Author and Georgetown computer science professor Cal Newport’s recent New Yorker article “The Rise and Fall of Getting Things Done” got me thinking. How can individuals, teams and organizations find relief from the tyranny of bombardment that’s killing our productivity. As Newport’s article states, with the spread of email in the nineties, “with all friction removed from professional communication, anyone could bother anyone else at any time.” For many, email came to represent a never-ending maze of confusion, stress and anxiety. 

As new, ever more ubiquitous platforms emerged, the deluge only grew louder as we bounce from one communications system to another in a fruitless game of whack-a-mole. The costs have only risen, not just in productivity terms, but in human terms. As our bodies become increasingly flooded with stress-induced cortisol born from the relentless pull of having to respond to everyone’s needs, our quality of life and our lifespans are impacted. Newport states “a knowledge worker’s life is dramatically easier, in the moment, if she can send messages that demand an immediate response from her colleagues, or disseminate requests and tasks to others in an ad-hoc manner.
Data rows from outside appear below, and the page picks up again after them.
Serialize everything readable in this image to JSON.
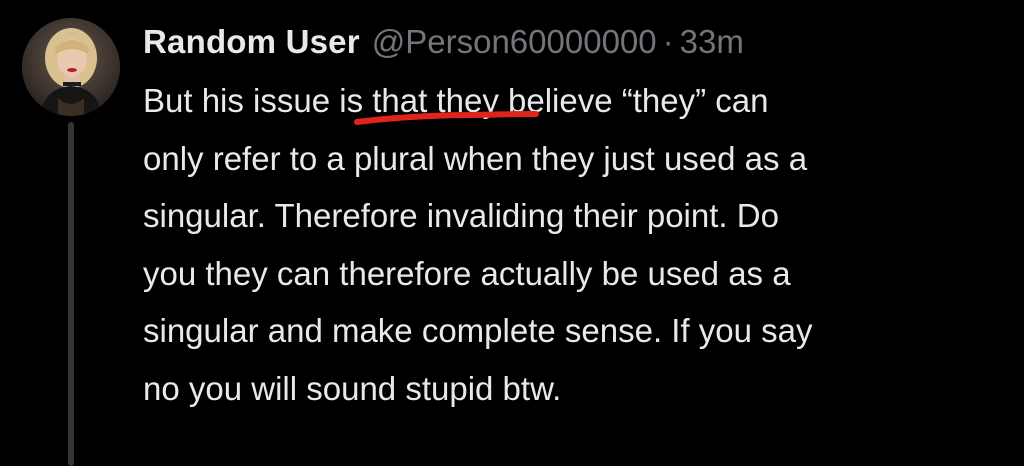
{
  "tweet": {
    "display_name": "Random User",
    "handle": "@Person60000000",
    "separator": "·",
    "time": "33m",
    "body_lines": [
      "But his issue is that they believe “they” can",
      "only refer to a plural when they just used as a",
      "singular. Therefore invaliding their point. Do",
      "you they can therefore actually be used as a",
      "singular and make complete sense. If you say",
      "no you will sound stupid btw."
    ]
  },
  "colors": {
    "background": "#000000",
    "text_primary": "#e7e9ea",
    "text_secondary": "#71767b",
    "thread_line": "#333639",
    "annotation_red": "#e0241b"
  },
  "icons": {
    "avatar": "profile-photo"
  }
}
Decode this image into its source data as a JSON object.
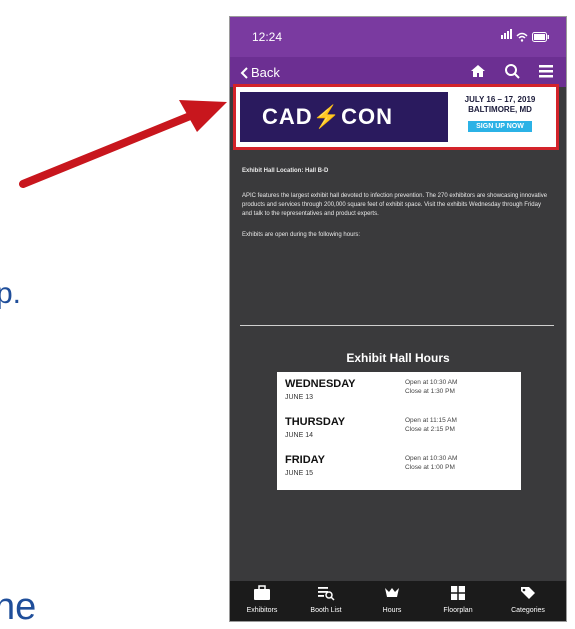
{
  "slide": {
    "fragment_1": "p.",
    "fragment_2": "he"
  },
  "status": {
    "time": "12:24"
  },
  "nav": {
    "back_label": "Back",
    "icons": [
      "home-icon",
      "search-icon",
      "menu-icon"
    ]
  },
  "banner": {
    "logo_left": "CAD",
    "logo_right": "CON",
    "date": "JULY 16 – 17, 2019",
    "city": "BALTIMORE, MD",
    "cta": "SIGN UP NOW"
  },
  "content": {
    "location": "Exhibit Hall Location: Hall B-D",
    "paragraph": "APIC features the largest exhibit hall devoted to infection prevention. The 270 exhibitors are showcasing innovative products and services through 200,000 square feet of exhibit space. Visit the exhibits Wednesday through Friday and talk to the representatives and product experts.",
    "hours_note": "Exhibits are open during the following hours:"
  },
  "hours": {
    "title": "Exhibit Hall Hours",
    "rows": [
      {
        "day": "WEDNESDAY",
        "date": "JUNE 13",
        "open": "Open at 10:30 AM",
        "close": "Close at 1:30 PM"
      },
      {
        "day": "THURSDAY",
        "date": "JUNE 14",
        "open": "Open at 11:15 AM",
        "close": "Close at 2:15 PM"
      },
      {
        "day": "FRIDAY",
        "date": "JUNE 15",
        "open": "Open at 10:30 AM",
        "close": "Close at 1:00 PM"
      }
    ]
  },
  "tabs": [
    {
      "label": "Exhibitors",
      "icon": "briefcase-icon"
    },
    {
      "label": "Booth List",
      "icon": "list-search-icon"
    },
    {
      "label": "Hours",
      "icon": "clock-icon"
    },
    {
      "label": "Floorplan",
      "icon": "map-icon"
    },
    {
      "label": "Categories",
      "icon": "tag-icon"
    }
  ],
  "colors": {
    "status_bar": "#7a3aa0",
    "nav_bar": "#6c2f92",
    "highlight": "#d3232a",
    "arrow": "#c8161d",
    "cta": "#2bb2e6"
  }
}
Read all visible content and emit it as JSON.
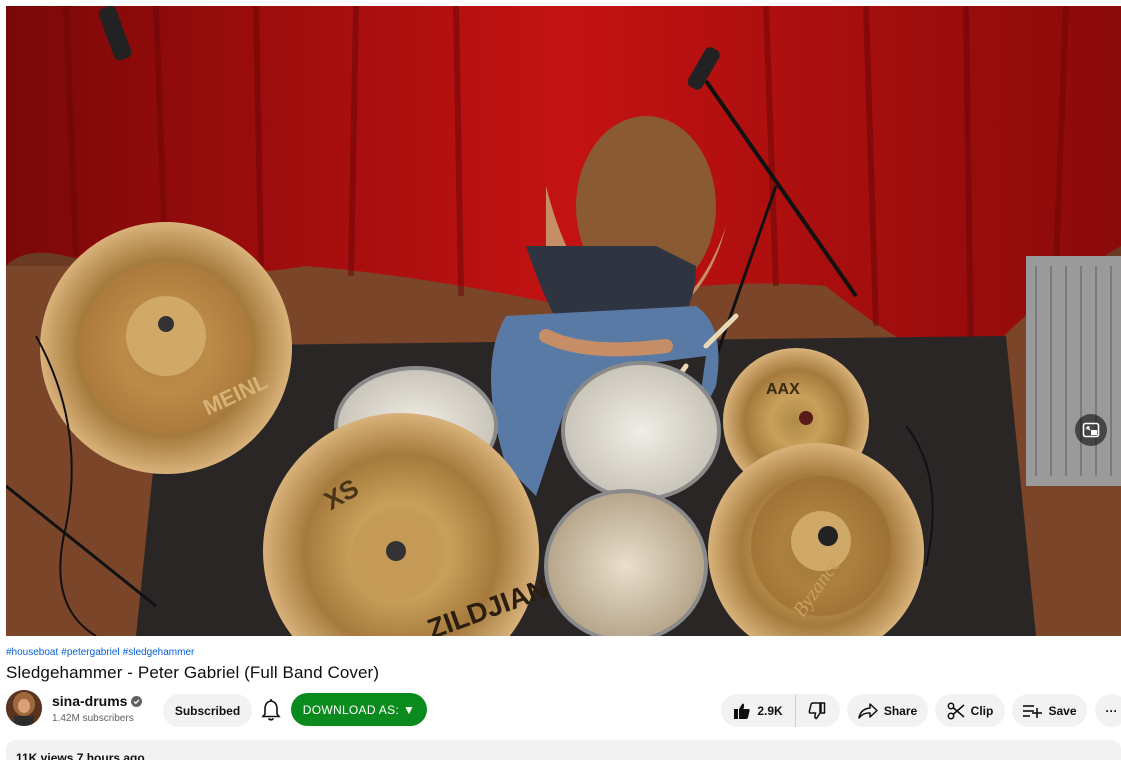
{
  "video": {
    "hashtags": [
      "#houseboat",
      "#petergabriel",
      "#sledgehammer"
    ],
    "title": "Sledgehammer - Peter Gabriel (Full Band Cover)",
    "cymbal_text": {
      "left_top": "MEINL",
      "xs": "XS",
      "zildjian": "ZILDJIAN",
      "aax": "AAX",
      "byzance": "Byzance"
    }
  },
  "channel": {
    "name": "sina-drums",
    "subscribers": "1.42M subscribers"
  },
  "actions": {
    "subscribed_label": "Subscribed",
    "download_label": "DOWNLOAD AS:",
    "download_arrow": "▼",
    "like_count": "2.9K",
    "share_label": "Share",
    "clip_label": "Clip",
    "save_label": "Save",
    "more_glyph": "···"
  },
  "description": {
    "meta": "11K views  7 hours ago"
  },
  "colors": {
    "download_green": "#0b8b1e",
    "link_blue": "#065fd4",
    "pill_bg": "#f2f2f2"
  },
  "icons": {
    "bell": "bell-icon",
    "like": "thumbs-up-icon",
    "dislike": "thumbs-down-icon",
    "share": "share-arrow-icon",
    "clip": "scissors-icon",
    "save": "playlist-add-icon",
    "miniplayer": "miniplayer-icon"
  }
}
The cumulative effects of such unstructured communications are…harmful. Work becomes more unmanageable.” The fundamental problem…”The insidiously haphazard way that work unfolds at the organizational level.” 

The solution starts with the realization that personal and team productivity cannot be solved at the individual level. Productivity must be tied to a broader system groups can continually assess and improve. According to Newport, top-down interventions created and optimized to “protect both attention and autonomy” may have significant advantages. Taming the beast requires leaders and managers to intentionally develop their systems to allow teams to focus on autonomous, creative, skilled work. This requires a mindset shift, relentless creativity, and unwavering discipline to see it through toward defining and honing processes that minimize interruption, random tasking, and reactionary, hair-on-fire MOs. 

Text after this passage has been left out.